Victor Ortiz Versus Marcos Maidana II
This re-match would likely only happen if Victor Ortiz is defeated by Floyd Mayweather, as it would be deemed beneath Ortiz if he takes the next step into superstardom. Still, the rematch of this highly entertaining first fight is something boxing fans would love to see.
The Maidana fight is the lone blemish on Ortiz’ young and brilliant career. Ortiz put Maidana on the floor three times, but seemed frustrated when the gutsy young Argentinian kept getting up. When Ortiz seemed all too willing to allow referee Raul Caiz stop the fight due to cuts across both eyes, critics questioned his heart.

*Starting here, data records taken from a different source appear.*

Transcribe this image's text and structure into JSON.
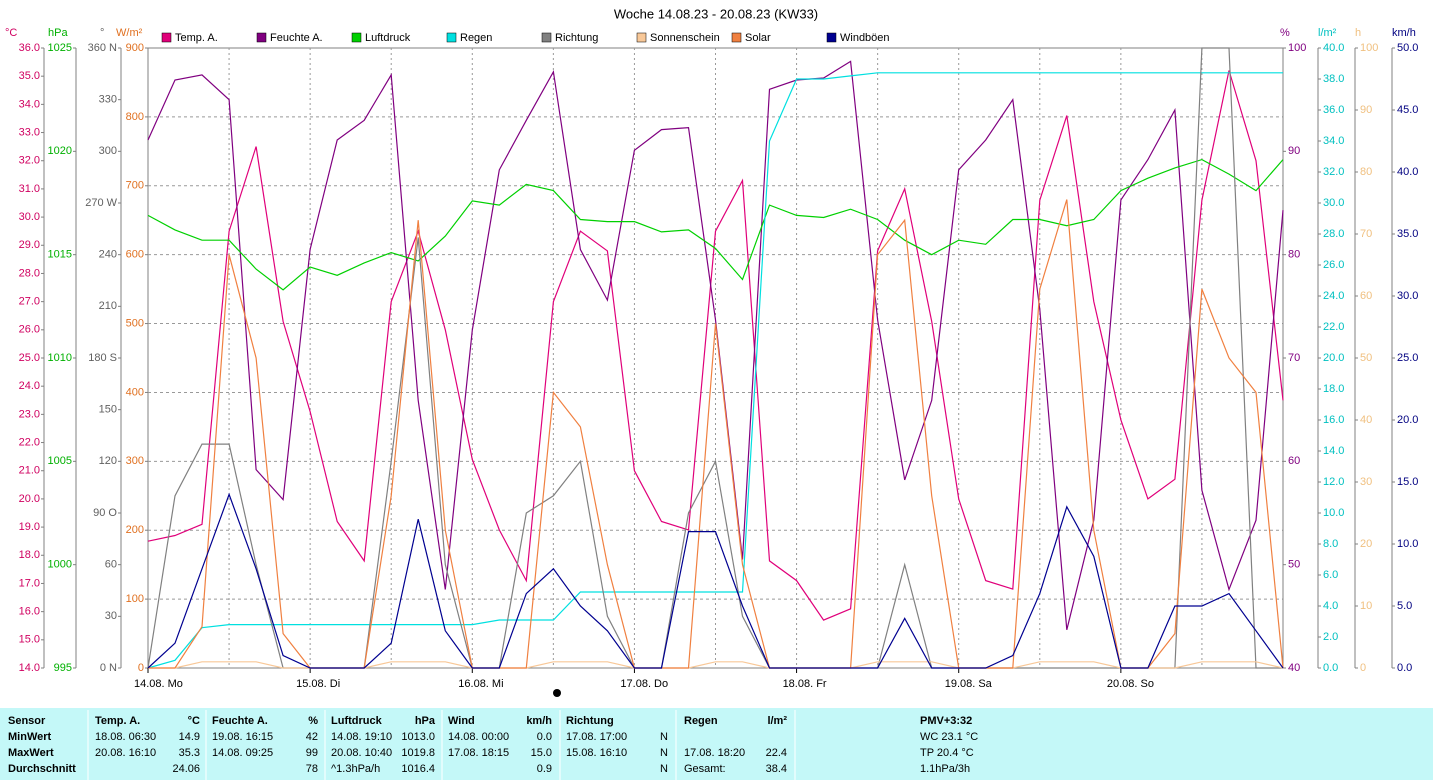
{
  "chart_data": {
    "type": "line",
    "title": "Woche 14.08.23 - 20.08.23 (KW33)",
    "x": [
      0,
      4,
      8,
      12,
      16,
      20,
      24,
      28,
      32,
      36,
      40,
      44,
      48,
      52,
      56,
      60,
      64,
      68,
      72,
      76,
      80,
      84,
      88,
      92,
      96,
      100,
      104,
      108,
      112,
      116,
      120,
      124,
      128,
      132,
      136,
      140,
      144,
      148,
      152,
      156,
      160,
      164,
      168
    ],
    "xlim": [
      0,
      168
    ],
    "xticks": [
      {
        "value": 0,
        "label": "14.08.  Mo"
      },
      {
        "value": 24,
        "label": "15.08.  Di"
      },
      {
        "value": 48,
        "label": "16.08.  Mi"
      },
      {
        "value": 72,
        "label": "17.08.  Do"
      },
      {
        "value": 96,
        "label": "18.08.  Fr"
      },
      {
        "value": 120,
        "label": "19.08.  Sa"
      },
      {
        "value": 144,
        "label": "20.08.  So"
      }
    ],
    "xgrid": [
      12,
      24,
      36,
      48,
      60,
      72,
      84,
      96,
      108,
      120,
      132,
      144,
      156
    ],
    "axes": [
      {
        "unit": "°C",
        "color": "#d00060",
        "lim": [
          14,
          36
        ],
        "ticks": [
          {
            "value": 14,
            "label": "14.0"
          },
          {
            "value": 15,
            "label": "15.0"
          },
          {
            "value": 16,
            "label": "16.0"
          },
          {
            "value": 17,
            "label": "17.0"
          },
          {
            "value": 18,
            "label": "18.0"
          },
          {
            "value": 19,
            "label": "19.0"
          },
          {
            "value": 20,
            "label": "20.0"
          },
          {
            "value": 21,
            "label": "21.0"
          },
          {
            "value": 22,
            "label": "22.0"
          },
          {
            "value": 23,
            "label": "23.0"
          },
          {
            "value": 24,
            "label": "24.0"
          },
          {
            "value": 25,
            "label": "25.0"
          },
          {
            "value": 26,
            "label": "26.0"
          },
          {
            "value": 27,
            "label": "27.0"
          },
          {
            "value": 28,
            "label": "28.0"
          },
          {
            "value": 29,
            "label": "29.0"
          },
          {
            "value": 30,
            "label": "30.0"
          },
          {
            "value": 31,
            "label": "31.0"
          },
          {
            "value": 32,
            "label": "32.0"
          },
          {
            "value": 33,
            "label": "33.0"
          },
          {
            "value": 34,
            "label": "34.0"
          },
          {
            "value": 35,
            "label": "35.0"
          },
          {
            "value": 36,
            "label": "36.0"
          }
        ]
      },
      {
        "unit": "hPa",
        "color": "#00b000",
        "lim": [
          995,
          1025
        ],
        "ticks": [
          995,
          1000,
          1005,
          1010,
          1015,
          1020,
          1025
        ]
      },
      {
        "unit": "°",
        "color": "#606060",
        "lim": [
          0,
          360
        ],
        "ticks": [
          {
            "value": 0,
            "label": "0 N"
          },
          30,
          60,
          {
            "value": 90,
            "label": "90 O"
          },
          120,
          150,
          {
            "value": 180,
            "label": "180 S"
          },
          210,
          240,
          {
            "value": 270,
            "label": "270 W"
          },
          300,
          330,
          {
            "value": 360,
            "label": "360 N"
          }
        ]
      },
      {
        "unit": "W/m²",
        "color": "#e07020",
        "lim": [
          0,
          900
        ],
        "ticks": [
          0,
          100,
          200,
          300,
          400,
          500,
          600,
          700,
          800,
          900
        ],
        "grid": true
      },
      {
        "unit": "%",
        "color": "#800080",
        "lim": [
          40,
          100
        ],
        "ticks": [
          40,
          50,
          60,
          70,
          80,
          90,
          100
        ]
      },
      {
        "unit": "l/m²",
        "color": "#00c0c0",
        "lim": [
          0,
          40
        ],
        "ticks": [
          {
            "value": 0,
            "label": "0.0"
          },
          {
            "value": 2,
            "label": "2.0"
          },
          {
            "value": 4,
            "label": "4.0"
          },
          {
            "value": 6,
            "label": "6.0"
          },
          {
            "value": 8,
            "label": "8.0"
          },
          {
            "value": 10,
            "label": "10.0"
          },
          {
            "value": 12,
            "label": "12.0"
          },
          {
            "value": 14,
            "label": "14.0"
          },
          {
            "value": 16,
            "label": "16.0"
          },
          {
            "value": 18,
            "label": "18.0"
          },
          {
            "value": 20,
            "label": "20.0"
          },
          {
            "value": 22,
            "label": "22.0"
          },
          {
            "value": 24,
            "label": "24.0"
          },
          {
            "value": 26,
            "label": "26.0"
          },
          {
            "value": 28,
            "label": "28.0"
          },
          {
            "value": 30,
            "label": "30.0"
          },
          {
            "value": 32,
            "label": "32.0"
          },
          {
            "value": 34,
            "label": "34.0"
          },
          {
            "value": 36,
            "label": "36.0"
          },
          {
            "value": 38,
            "label": "38.0"
          },
          {
            "value": 40,
            "label": "40.0"
          }
        ]
      },
      {
        "unit": "h",
        "color": "#f0c080",
        "lim": [
          0,
          100
        ],
        "ticks": [
          0,
          10,
          20,
          30,
          40,
          50,
          60,
          70,
          80,
          90,
          100
        ]
      },
      {
        "unit": "km/h",
        "color": "#000080",
        "lim": [
          0,
          50
        ],
        "ticks": [
          {
            "value": 0,
            "label": "0.0"
          },
          {
            "value": 5,
            "label": "5.0"
          },
          {
            "value": 10,
            "label": "10.0"
          },
          {
            "value": 15,
            "label": "15.0"
          },
          {
            "value": 20,
            "label": "20.0"
          },
          {
            "value": 25,
            "label": "25.0"
          },
          {
            "value": 30,
            "label": "30.0"
          },
          {
            "value": 35,
            "label": "35.0"
          },
          {
            "value": 40,
            "label": "40.0"
          },
          {
            "value": 45,
            "label": "45.0"
          },
          {
            "value": 50,
            "label": "50.0"
          }
        ]
      }
    ],
    "series": [
      {
        "name": "Temp. A.",
        "color": "#e0007a",
        "axis": 0,
        "values": [
          18.5,
          18.7,
          19.1,
          29.5,
          32.5,
          26.3,
          23.1,
          19.2,
          17.8,
          27.0,
          29.5,
          26.0,
          21.4,
          18.9,
          17.1,
          27.0,
          29.5,
          28.8,
          21.0,
          19.2,
          18.9,
          29.5,
          31.3,
          17.8,
          17.1,
          15.7,
          16.1,
          28.8,
          31.0,
          26.3,
          20.0,
          17.1,
          16.8,
          30.6,
          33.6,
          27.0,
          22.8,
          20.0,
          20.7,
          30.6,
          35.2,
          32.0,
          23.5
        ]
      },
      {
        "name": "Feuchte A.",
        "color": "#800080",
        "axis": 4,
        "values": [
          91.1,
          96.9,
          97.4,
          95.0,
          59.2,
          56.3,
          80.5,
          91.1,
          93.0,
          97.4,
          65.9,
          47.6,
          72.7,
          88.2,
          93.0,
          97.7,
          80.5,
          75.6,
          90.1,
          92.1,
          92.3,
          73.7,
          50.5,
          96.0,
          96.9,
          97.1,
          98.7,
          73.7,
          58.2,
          65.9,
          88.2,
          91.1,
          95.0,
          74.7,
          43.7,
          54.3,
          85.3,
          89.2,
          94.0,
          57.2,
          47.6,
          54.3,
          84.3
        ]
      },
      {
        "name": "Luftdruck",
        "color": "#00d000",
        "axis": 1,
        "values": [
          1016.9,
          1016.2,
          1015.7,
          1015.7,
          1014.3,
          1013.3,
          1014.4,
          1014.0,
          1014.6,
          1015.1,
          1014.7,
          1015.9,
          1017.6,
          1017.4,
          1018.4,
          1018.1,
          1016.7,
          1016.6,
          1016.6,
          1016.1,
          1016.2,
          1015.3,
          1013.8,
          1017.4,
          1016.9,
          1016.8,
          1017.2,
          1016.7,
          1015.7,
          1015.0,
          1015.7,
          1015.5,
          1016.7,
          1016.7,
          1016.4,
          1016.7,
          1018.1,
          1018.7,
          1019.2,
          1019.6,
          1018.9,
          1018.1,
          1019.6
        ]
      },
      {
        "name": "Regen",
        "color": "#00e0e0",
        "axis": 5,
        "values": [
          0,
          0.5,
          2.6,
          2.8,
          2.8,
          2.8,
          2.8,
          2.8,
          2.8,
          2.8,
          2.8,
          2.8,
          2.8,
          3.1,
          3.1,
          3.1,
          4.9,
          4.9,
          4.9,
          4.9,
          4.9,
          4.9,
          4.9,
          34.0,
          38.0,
          38.0,
          38.2,
          38.4,
          38.4,
          38.4,
          38.4,
          38.4,
          38.4,
          38.4,
          38.4,
          38.4,
          38.4,
          38.4,
          38.4,
          38.4,
          38.4,
          38.4,
          38.4
        ]
      },
      {
        "name": "Richtung",
        "color": "#808080",
        "axis": 2,
        "values": [
          0,
          100,
          130,
          130,
          60,
          0,
          0,
          0,
          0,
          120,
          250,
          60,
          0,
          0,
          90,
          100,
          120,
          30,
          0,
          0,
          90,
          120,
          30,
          0,
          0,
          0,
          0,
          0,
          60,
          0,
          0,
          0,
          0,
          0,
          0,
          0,
          0,
          0,
          0,
          360,
          360,
          0,
          0
        ]
      },
      {
        "name": "Sonnenschein",
        "color": "#f8c898",
        "axis": 6,
        "values": [
          0,
          0,
          1,
          1,
          1,
          0,
          0,
          0,
          0,
          1,
          1,
          1,
          0,
          0,
          0,
          1,
          1,
          1,
          0,
          0,
          0,
          1,
          1,
          0,
          0,
          0,
          0,
          1,
          1,
          1,
          0,
          0,
          0,
          1,
          1,
          1,
          0,
          0,
          0,
          1,
          1,
          1,
          0
        ]
      },
      {
        "name": "Solar",
        "color": "#f08040",
        "axis": 3,
        "values": [
          0,
          0,
          60,
          600,
          450,
          50,
          0,
          0,
          0,
          250,
          650,
          200,
          0,
          0,
          0,
          400,
          350,
          150,
          0,
          0,
          0,
          500,
          150,
          0,
          0,
          0,
          0,
          600,
          650,
          250,
          0,
          0,
          0,
          550,
          680,
          200,
          0,
          0,
          50,
          550,
          450,
          400,
          0
        ]
      },
      {
        "name": "Windböen",
        "color": "#000090",
        "axis": 7,
        "values": [
          0,
          2,
          8,
          14,
          8,
          1,
          0,
          0,
          0,
          2,
          12,
          3,
          0,
          0,
          6,
          8,
          5,
          3,
          0,
          0,
          11,
          11,
          5,
          0,
          0,
          0,
          0,
          0,
          4,
          0,
          0,
          0,
          1,
          6,
          13,
          9,
          0,
          0,
          5,
          5,
          6,
          3,
          0
        ]
      }
    ]
  },
  "table": {
    "header": {
      "sensor": "Sensor",
      "temp": "Temp. A.",
      "temp_unit": "°C",
      "hum": "Feuchte A.",
      "hum_unit": "%",
      "press": "Luftdruck",
      "press_unit": "hPa",
      "wind": "Wind",
      "wind_unit": "km/h",
      "dir": "Richtung",
      "rain": "Regen",
      "rain_unit": "l/m²",
      "pmv": "PMV+3:32"
    },
    "rows": [
      {
        "label": "MinWert",
        "temp_time": "18.08.  06:30",
        "temp": "14.9",
        "hum_time": "19.08.  16:15",
        "hum": "42",
        "press_time": "14.08.  19:10",
        "press": "1013.0",
        "wind_time": "14.08.  00:00",
        "wind": "0.0",
        "dir_time": "17.08.  17:00",
        "dir": "N",
        "pmv": "WC 23.1 °C"
      },
      {
        "label": "MaxWert",
        "temp_time": "20.08.  16:10",
        "temp": "35.3",
        "hum_time": "14.08.  09:25",
        "hum": "99",
        "press_time": "20.08.  10:40",
        "press": "1019.8",
        "wind_time": "17.08.  18:15",
        "wind": "15.0",
        "dir_time": "15.08.  16:10",
        "dir": "N",
        "rain_time": "17.08.  18:20",
        "rain": "22.4",
        "pmv": "TP 20.4 °C"
      },
      {
        "label": "Durchschnitt",
        "temp": "24.06",
        "hum": "78",
        "press_time": "^1.3hPa/h",
        "press": "1016.4",
        "wind": "0.9",
        "dir": "N",
        "rain_time": "Gesamt:",
        "rain": "38.4",
        "pmv": "1.1hPa/3h"
      }
    ]
  }
}
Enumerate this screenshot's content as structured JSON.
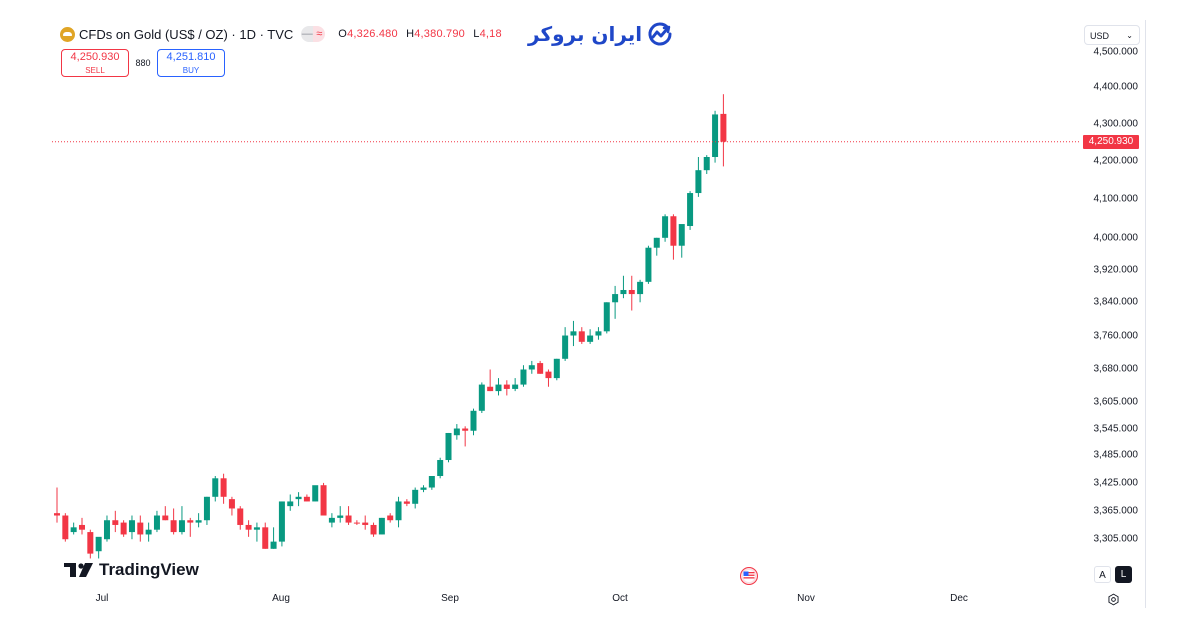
{
  "header": {
    "symbol_title": "CFDs on Gold (US$ / OZ) · 1D · TVC",
    "icon": "gold-coin-icon",
    "status_pill": [
      "—",
      "≈"
    ],
    "ohlc": {
      "o_label": "O",
      "o_value": "4,326.480",
      "h_label": "H",
      "h_value": "4,380.790",
      "l_label": "L",
      "l_value": "4,18"
    }
  },
  "trade": {
    "sell_price": "4,250.930",
    "sell_label": "SELL",
    "spread": "880",
    "buy_price": "4,251.810",
    "buy_label": "BUY"
  },
  "brand": {
    "text": "ایران بروکر",
    "icon": "trend-chart-icon"
  },
  "price_axis": {
    "currency": "USD",
    "current_price": "4,250.930",
    "current_price_color": "#f23645"
  },
  "time_axis": [
    "Jul",
    "Aug",
    "Sep",
    "Oct",
    "Nov",
    "Dec"
  ],
  "footer": {
    "tv_logo_text": "TradingView",
    "auto_label": "A",
    "log_label": "L"
  },
  "colors": {
    "up": "#089981",
    "down": "#f23645",
    "buy": "#2962ff",
    "grid_line": "#e0e3eb"
  },
  "chart_data": {
    "type": "candlestick",
    "title": "CFDs on Gold (US$ / OZ) · 1D · TVC",
    "xlabel": "",
    "ylabel": "USD",
    "scale": "log",
    "ylim": [
      3280,
      4420
    ],
    "y_ticks": [
      "4,400.000",
      "4,300.000",
      "4,200.000",
      "4,100.000",
      "4,000.000",
      "3,920.000",
      "3,840.000",
      "3,760.000",
      "3,680.000",
      "3,605.000",
      "3,545.000",
      "3,485.000",
      "3,425.000",
      "3,365.000",
      "3,305.000"
    ],
    "x_ticks": [
      "Jul",
      "Aug",
      "Sep",
      "Oct",
      "Nov",
      "Dec"
    ],
    "grid": false,
    "last_price": 4250.93,
    "candles_note": "approximate OHLC per daily bar [open, high, low, close], read from pixel positions",
    "candles": [
      [
        3360,
        3415,
        3340,
        3355
      ],
      [
        3355,
        3360,
        3300,
        3305
      ],
      [
        3320,
        3340,
        3315,
        3330
      ],
      [
        3335,
        3350,
        3315,
        3325
      ],
      [
        3320,
        3325,
        3265,
        3275
      ],
      [
        3280,
        3305,
        3265,
        3310
      ],
      [
        3305,
        3355,
        3300,
        3345
      ],
      [
        3345,
        3365,
        3320,
        3335
      ],
      [
        3340,
        3345,
        3310,
        3315
      ],
      [
        3320,
        3355,
        3305,
        3345
      ],
      [
        3340,
        3355,
        3300,
        3315
      ],
      [
        3315,
        3340,
        3300,
        3325
      ],
      [
        3325,
        3365,
        3320,
        3355
      ],
      [
        3355,
        3375,
        3345,
        3345
      ],
      [
        3345,
        3370,
        3315,
        3320
      ],
      [
        3320,
        3375,
        3315,
        3345
      ],
      [
        3345,
        3350,
        3310,
        3340
      ],
      [
        3340,
        3360,
        3330,
        3345
      ],
      [
        3345,
        3395,
        3335,
        3395
      ],
      [
        3395,
        3440,
        3385,
        3435
      ],
      [
        3435,
        3445,
        3380,
        3395
      ],
      [
        3390,
        3395,
        3355,
        3370
      ],
      [
        3370,
        3375,
        3325,
        3335
      ],
      [
        3335,
        3345,
        3310,
        3325
      ],
      [
        3325,
        3340,
        3300,
        3330
      ],
      [
        3330,
        3340,
        3285,
        3285
      ],
      [
        3285,
        3330,
        3285,
        3300
      ],
      [
        3300,
        3385,
        3290,
        3385
      ],
      [
        3375,
        3400,
        3365,
        3385
      ],
      [
        3390,
        3405,
        3375,
        3395
      ],
      [
        3395,
        3400,
        3385,
        3385
      ],
      [
        3385,
        3415,
        3385,
        3420
      ],
      [
        3420,
        3425,
        3355,
        3355
      ],
      [
        3340,
        3360,
        3330,
        3350
      ],
      [
        3350,
        3375,
        3340,
        3355
      ],
      [
        3355,
        3375,
        3335,
        3340
      ],
      [
        3340,
        3345,
        3335,
        3338
      ],
      [
        3340,
        3355,
        3325,
        3335
      ],
      [
        3335,
        3340,
        3310,
        3315
      ],
      [
        3315,
        3350,
        3315,
        3350
      ],
      [
        3355,
        3360,
        3340,
        3345
      ],
      [
        3345,
        3395,
        3330,
        3385
      ],
      [
        3385,
        3390,
        3375,
        3380
      ],
      [
        3380,
        3415,
        3370,
        3410
      ],
      [
        3410,
        3420,
        3405,
        3415
      ],
      [
        3415,
        3440,
        3410,
        3440
      ],
      [
        3440,
        3480,
        3435,
        3475
      ],
      [
        3475,
        3535,
        3470,
        3535
      ],
      [
        3530,
        3555,
        3520,
        3545
      ],
      [
        3545,
        3550,
        3505,
        3540
      ],
      [
        3540,
        3590,
        3530,
        3585
      ],
      [
        3585,
        3650,
        3580,
        3645
      ],
      [
        3640,
        3680,
        3630,
        3630
      ],
      [
        3630,
        3660,
        3620,
        3645
      ],
      [
        3645,
        3655,
        3620,
        3635
      ],
      [
        3635,
        3660,
        3630,
        3645
      ],
      [
        3645,
        3690,
        3640,
        3680
      ],
      [
        3680,
        3700,
        3670,
        3690
      ],
      [
        3695,
        3700,
        3670,
        3670
      ],
      [
        3675,
        3680,
        3640,
        3660
      ],
      [
        3660,
        3705,
        3655,
        3705
      ],
      [
        3705,
        3780,
        3700,
        3760
      ],
      [
        3760,
        3795,
        3735,
        3770
      ],
      [
        3770,
        3780,
        3740,
        3745
      ],
      [
        3745,
        3775,
        3740,
        3760
      ],
      [
        3760,
        3780,
        3750,
        3770
      ],
      [
        3770,
        3840,
        3765,
        3840
      ],
      [
        3840,
        3880,
        3800,
        3860
      ],
      [
        3860,
        3905,
        3850,
        3870
      ],
      [
        3870,
        3905,
        3820,
        3860
      ],
      [
        3860,
        3895,
        3840,
        3890
      ],
      [
        3890,
        3980,
        3885,
        3975
      ],
      [
        3975,
        4000,
        3955,
        4000
      ],
      [
        4000,
        4060,
        3990,
        4055
      ],
      [
        4055,
        4060,
        3945,
        3980
      ],
      [
        3980,
        4030,
        3950,
        4035
      ],
      [
        4030,
        4120,
        4020,
        4115
      ],
      [
        4115,
        4210,
        4105,
        4175
      ],
      [
        4175,
        4215,
        4165,
        4210
      ],
      [
        4210,
        4335,
        4195,
        4325
      ],
      [
        4326.48,
        4380.79,
        4185,
        4250.93
      ]
    ]
  }
}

Many good boxers have lost fights to boxers less skilled than they, but the great ones come back and avenge those losses: Muhammad Ali to Joe Frazier and Ken Norton, Joe Louis to Max Schmeling, and Lennox Lewis to Hasim Rahman. For Ortiz to be one of the greats, show the loss was a mistake.
Victor Ortiz Versus Manny Pacquaio
On the flip side, if Victor Ortiz does pull off the upset against Floyd Mayweather, there is only one man for Ortiz to fight next: Manny Pacquiao. This writer would make the argument that Ortiz-Pacquaio would be a better fight than Mayweather-Ortiz, or indeed Mayweather-Pacquaio.
Ortiz and Pacquaio are probably the two highest-volume punchers in the sport today. Both men throw every punch with bad intentions, and the best part of their defense may be their chin.
This fight has the makings of an all-out war along the lines of Tommy “the Hit Man” Hearns versus “Marvelous” Marvin Hagler: you know the fight is not going to go the distance.
Wladimir Klitschko Versus Vitali Klitschko
As David Haye has now proven he is more bark than bite, this is the only heavyweight fight that would generate appeal from the general populous, unless Mike Tyson turns back the clock and comes out of retirement (hey we can dream, right?)
Yes, I know what many of you are thinking: “it is never going to happen,” and “brothers should never fight.” If there were any other options, I would agree with you. However, boxing is continuing to lose fans to MMA, and the best way to bring back fans is a war of a heavyweight fight, something we have not seen since Riddick Bowe and Evander Holyfield were duking it out in the middle of the ring. Unfortunately, the Klitschkos are the only two heavyweights that could provide that type of intrigue.
As far as any brotherly bad blood, I do believe it is possible for the two to fight and move on. My favorite sparring partner is my cousin, and there has never been bad blood, in or outside of the ring, between us. Besides, there is no way anyone can convince me Brothers Drago have not sparred each other repeatedly. It would not be that different, except the whole world would be watching.
Mike Tyson Versus Evander Holyfield III
Okay, yes, I just called any thoughts of seeing Mike Tyson back in the ring a dream, but as far as dreams go, this one is not that far from reality. Bear with me for a minute:
At 45, Tyson is now the same age as George Foreman when he knocked out Michael Moorer to complete his comeback. Physically, Tyson looks far closer to Young Mike Tyson today than he did when we last saw him in the ring, where there were some ripples of fat on top of those bulging muscles. We know the power has not gone anywhere, but could the quickness have returned with that slimmed-down physique?
Tyson is one of the most introspective men in the planet, and likely knows where he went wrong after the passing of Cus D’Amato: he lost the bob and weave technique that made him nearly impossible to hit. Could that have returned, as well?
Listen, I love Mike Tyson, and seeing how happy he is outside of the ring is amazing. Still, I know Tyson is all about his legacy. However far-fetched the idea is, could you imagine how his legacy would skyrocket if he defeated Holyfield (still a "contender" approaching age 49) on his way to a matchup against a Klitschko? His comeback would not one-up George Foreman’s, it would ten-up it.
A snowball’s chance in hell this happens. But it is fun to think about, isn’t it?